Development of a comprehensive strategic management plan detailing a recommended organizational structure, potential costs, efficiency of savings, implementation costs, key initiatives, alignment of department priorities with staffing and resources, recommendations of centralized vs. decentralized processes, recommendation for automation of processes such as those that reduce paper usage, recommendations for “streamlining both internal and public-facing state government communications,” and performance metrics.

Ongoing support and guidance during the planning, development and implementation of the strategic plan.

Periodic reviews and adjustments to the strategic plan based on organizational performance and external factors.

Based on the request for proposals issued by the transformation department, the consultant also would develop a strategic procurement plan to optimize procurement efforts and spending by identifying and applying best practices from the private and public sectors, and develop a strategic real estate plan that will promote efficient space utilization and market competitiveness inside the state’s real estate portfolio, including a plan for acquisition, disposal, office co-location potential and utilization of properties.

The consultant also would develop a strategic fleet management plan and a comprehensive information technology plan.

The Sanders administration’s aim to make the 15 executive branch departments more efficient comes more than four years after Hutchinson, a Republican, signed a 2,047-page bill into law that implemented his plan to reduce the number of state agencies reporting to him from 42 to 15, effective July 1, 2019.

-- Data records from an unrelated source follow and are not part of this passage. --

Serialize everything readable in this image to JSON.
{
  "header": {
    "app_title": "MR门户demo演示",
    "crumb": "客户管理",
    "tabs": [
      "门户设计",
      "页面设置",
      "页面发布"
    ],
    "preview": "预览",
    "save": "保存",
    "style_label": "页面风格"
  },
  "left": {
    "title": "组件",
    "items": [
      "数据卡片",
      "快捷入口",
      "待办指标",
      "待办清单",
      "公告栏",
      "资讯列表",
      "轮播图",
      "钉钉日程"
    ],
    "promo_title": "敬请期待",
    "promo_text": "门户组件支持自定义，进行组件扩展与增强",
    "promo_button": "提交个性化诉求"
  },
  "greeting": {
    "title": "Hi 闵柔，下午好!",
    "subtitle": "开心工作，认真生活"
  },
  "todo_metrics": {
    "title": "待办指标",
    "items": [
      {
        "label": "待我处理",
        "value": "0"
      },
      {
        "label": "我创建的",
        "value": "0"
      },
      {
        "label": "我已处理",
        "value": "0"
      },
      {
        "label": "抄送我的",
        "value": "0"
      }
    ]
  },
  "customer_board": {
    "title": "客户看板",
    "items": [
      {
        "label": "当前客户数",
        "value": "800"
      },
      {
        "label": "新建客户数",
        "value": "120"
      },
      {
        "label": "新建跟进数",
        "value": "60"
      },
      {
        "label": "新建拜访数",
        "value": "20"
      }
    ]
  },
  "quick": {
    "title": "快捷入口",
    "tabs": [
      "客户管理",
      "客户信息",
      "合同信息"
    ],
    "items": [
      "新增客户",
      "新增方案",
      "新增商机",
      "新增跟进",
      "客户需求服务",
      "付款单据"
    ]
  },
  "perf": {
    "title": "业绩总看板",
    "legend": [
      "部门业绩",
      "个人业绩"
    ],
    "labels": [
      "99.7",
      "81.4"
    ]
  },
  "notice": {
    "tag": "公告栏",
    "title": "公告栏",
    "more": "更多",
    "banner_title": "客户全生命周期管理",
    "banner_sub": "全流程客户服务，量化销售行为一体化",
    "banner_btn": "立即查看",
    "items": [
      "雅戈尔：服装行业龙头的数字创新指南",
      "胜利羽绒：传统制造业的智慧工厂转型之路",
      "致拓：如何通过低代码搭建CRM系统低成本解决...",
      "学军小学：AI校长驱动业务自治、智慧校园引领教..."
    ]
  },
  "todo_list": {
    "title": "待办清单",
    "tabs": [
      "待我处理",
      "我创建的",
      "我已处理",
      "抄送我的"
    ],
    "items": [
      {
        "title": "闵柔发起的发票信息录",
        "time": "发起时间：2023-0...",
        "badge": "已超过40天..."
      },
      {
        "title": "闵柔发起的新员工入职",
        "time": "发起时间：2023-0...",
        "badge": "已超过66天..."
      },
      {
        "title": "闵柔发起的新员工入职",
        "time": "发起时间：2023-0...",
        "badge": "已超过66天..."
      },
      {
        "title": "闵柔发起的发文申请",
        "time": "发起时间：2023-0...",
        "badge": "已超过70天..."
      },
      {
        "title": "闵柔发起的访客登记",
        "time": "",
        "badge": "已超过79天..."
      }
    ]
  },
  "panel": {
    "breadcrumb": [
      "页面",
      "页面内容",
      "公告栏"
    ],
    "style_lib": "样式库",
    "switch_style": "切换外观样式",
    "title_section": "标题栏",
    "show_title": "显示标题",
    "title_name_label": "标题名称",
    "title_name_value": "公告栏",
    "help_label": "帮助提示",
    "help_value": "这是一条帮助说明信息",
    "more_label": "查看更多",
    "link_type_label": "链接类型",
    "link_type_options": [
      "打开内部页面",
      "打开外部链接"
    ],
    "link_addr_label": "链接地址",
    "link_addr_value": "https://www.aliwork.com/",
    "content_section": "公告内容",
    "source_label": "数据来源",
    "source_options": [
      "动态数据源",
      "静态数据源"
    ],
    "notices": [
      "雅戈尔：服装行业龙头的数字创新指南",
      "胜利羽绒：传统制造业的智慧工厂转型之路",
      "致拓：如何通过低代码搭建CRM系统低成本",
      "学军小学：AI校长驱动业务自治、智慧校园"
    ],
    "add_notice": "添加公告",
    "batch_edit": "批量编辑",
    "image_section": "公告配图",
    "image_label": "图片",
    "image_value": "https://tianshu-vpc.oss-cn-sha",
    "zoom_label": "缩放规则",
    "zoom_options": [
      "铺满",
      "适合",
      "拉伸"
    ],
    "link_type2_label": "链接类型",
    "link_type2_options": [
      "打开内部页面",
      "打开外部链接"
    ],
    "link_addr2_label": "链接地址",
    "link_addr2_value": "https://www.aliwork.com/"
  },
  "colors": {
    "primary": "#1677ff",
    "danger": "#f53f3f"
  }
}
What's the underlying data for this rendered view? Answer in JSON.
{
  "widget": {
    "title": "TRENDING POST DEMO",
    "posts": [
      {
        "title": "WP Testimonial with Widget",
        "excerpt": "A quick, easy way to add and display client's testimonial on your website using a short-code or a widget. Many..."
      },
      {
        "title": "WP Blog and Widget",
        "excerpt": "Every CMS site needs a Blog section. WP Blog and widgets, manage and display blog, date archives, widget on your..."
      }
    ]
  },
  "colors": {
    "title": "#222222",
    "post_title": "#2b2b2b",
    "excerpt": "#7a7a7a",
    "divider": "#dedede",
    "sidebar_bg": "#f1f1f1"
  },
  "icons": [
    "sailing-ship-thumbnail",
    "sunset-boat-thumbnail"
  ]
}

Hutchinson’s restructuring of the executive branch agencies was the most sweeping reorganization of state government since then-Democratic Gov. Dale Bumpers led an effort to reduce the number of agencies reporting to him from 60 to 13 in 1971.

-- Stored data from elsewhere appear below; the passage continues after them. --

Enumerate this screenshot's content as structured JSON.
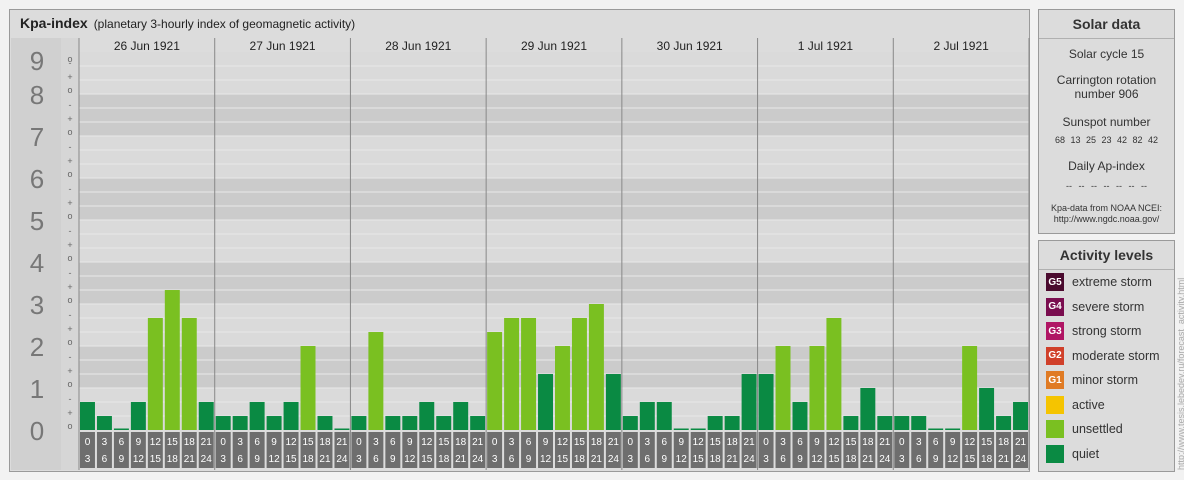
{
  "header": {
    "title": "Kpa-index",
    "subtitle": "(planetary 3-hourly index of geomagnetic activity)"
  },
  "chart_data": {
    "type": "bar",
    "ylim": [
      0,
      9
    ],
    "y_tick_labels": [
      "0",
      "1",
      "2",
      "3",
      "4",
      "5",
      "6",
      "7",
      "8",
      "9"
    ],
    "sub_tick_labels": [
      "+",
      "o",
      "-"
    ],
    "days": [
      "26 Jun 1921",
      "27 Jun 1921",
      "28 Jun 1921",
      "29 Jun 1921",
      "30 Jun 1921",
      "1 Jul 1921",
      "2 Jul 1921"
    ],
    "interval_top": [
      "0",
      "3",
      "6",
      "9",
      "12",
      "15",
      "18",
      "21"
    ],
    "interval_bottom": [
      "3",
      "6",
      "9",
      "12",
      "15",
      "18",
      "21",
      "24"
    ],
    "values": [
      [
        0.667,
        0.333,
        0.0,
        0.667,
        2.667,
        3.333,
        2.667,
        0.667
      ],
      [
        0.333,
        0.333,
        0.667,
        0.333,
        0.667,
        2.0,
        0.333,
        0.0
      ],
      [
        0.333,
        2.333,
        0.333,
        0.333,
        0.667,
        0.333,
        0.667,
        0.333
      ],
      [
        2.333,
        2.667,
        2.667,
        1.333,
        2.0,
        2.667,
        3.0,
        1.333
      ],
      [
        0.333,
        0.667,
        0.667,
        0.0,
        0.0,
        0.333,
        0.333,
        1.333
      ],
      [
        1.333,
        2.0,
        0.667,
        2.0,
        2.667,
        0.333,
        1.0,
        0.333
      ],
      [
        0.333,
        0.333,
        0.0,
        0.0,
        2.0,
        1.0,
        0.333,
        0.667
      ]
    ],
    "colors": {
      "quiet": "#0a8a43",
      "unsettled": "#7ac021",
      "active": "#f5c400",
      "g1": "#e07b24",
      "g2": "#d0402a",
      "g3": "#b01564",
      "g4": "#7a0d4f",
      "g5": "#4a0a2e"
    }
  },
  "solar": {
    "title": "Solar data",
    "cycle": "Solar cycle 15",
    "carrington": "Carrington rotation number 906",
    "sunspot_title": "Sunspot number",
    "sunspots": "68 13 25 23 42 82 42",
    "ap_title": "Daily Ap-index",
    "ap_values": "-- -- -- -- -- -- --",
    "source": "Kpa-data from NOAA NCEI: http://www.ngdc.noaa.gov/"
  },
  "levels": {
    "title": "Activity levels",
    "items": [
      {
        "code": "G5",
        "label": "extreme storm",
        "color": "#4a0a2e"
      },
      {
        "code": "G4",
        "label": "severe storm",
        "color": "#7a0d4f"
      },
      {
        "code": "G3",
        "label": "strong storm",
        "color": "#b01564"
      },
      {
        "code": "G2",
        "label": "moderate storm",
        "color": "#d0402a"
      },
      {
        "code": "G1",
        "label": "minor storm",
        "color": "#e07b24"
      },
      {
        "code": "",
        "label": "active",
        "color": "#f5c400"
      },
      {
        "code": "",
        "label": "unsettled",
        "color": "#7ac021"
      },
      {
        "code": "",
        "label": "quiet",
        "color": "#0a8a43"
      }
    ]
  },
  "credit": "http://www.tesis.lebedev.ru/forecast_activity.html"
}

In 2003, Sanders’ father, then-GOP Gov. Mike Huckabee, won the state Senate’s approval for his bill to realign 53 state agencies into 10 departments, but the measure failed to clear the House of Representatives. Democrats controlled the Senate and House back then. Republicans have controlled both chambers since 2013.

In 2005, the Legislature approved Huckabee’s plan to merge the Department of Health into the Department of Human Services. Then, the Legislature repealed that merger in 2007 at the behest of then-Democratic Gov. Mike Beebe, who succeeded Huckabee.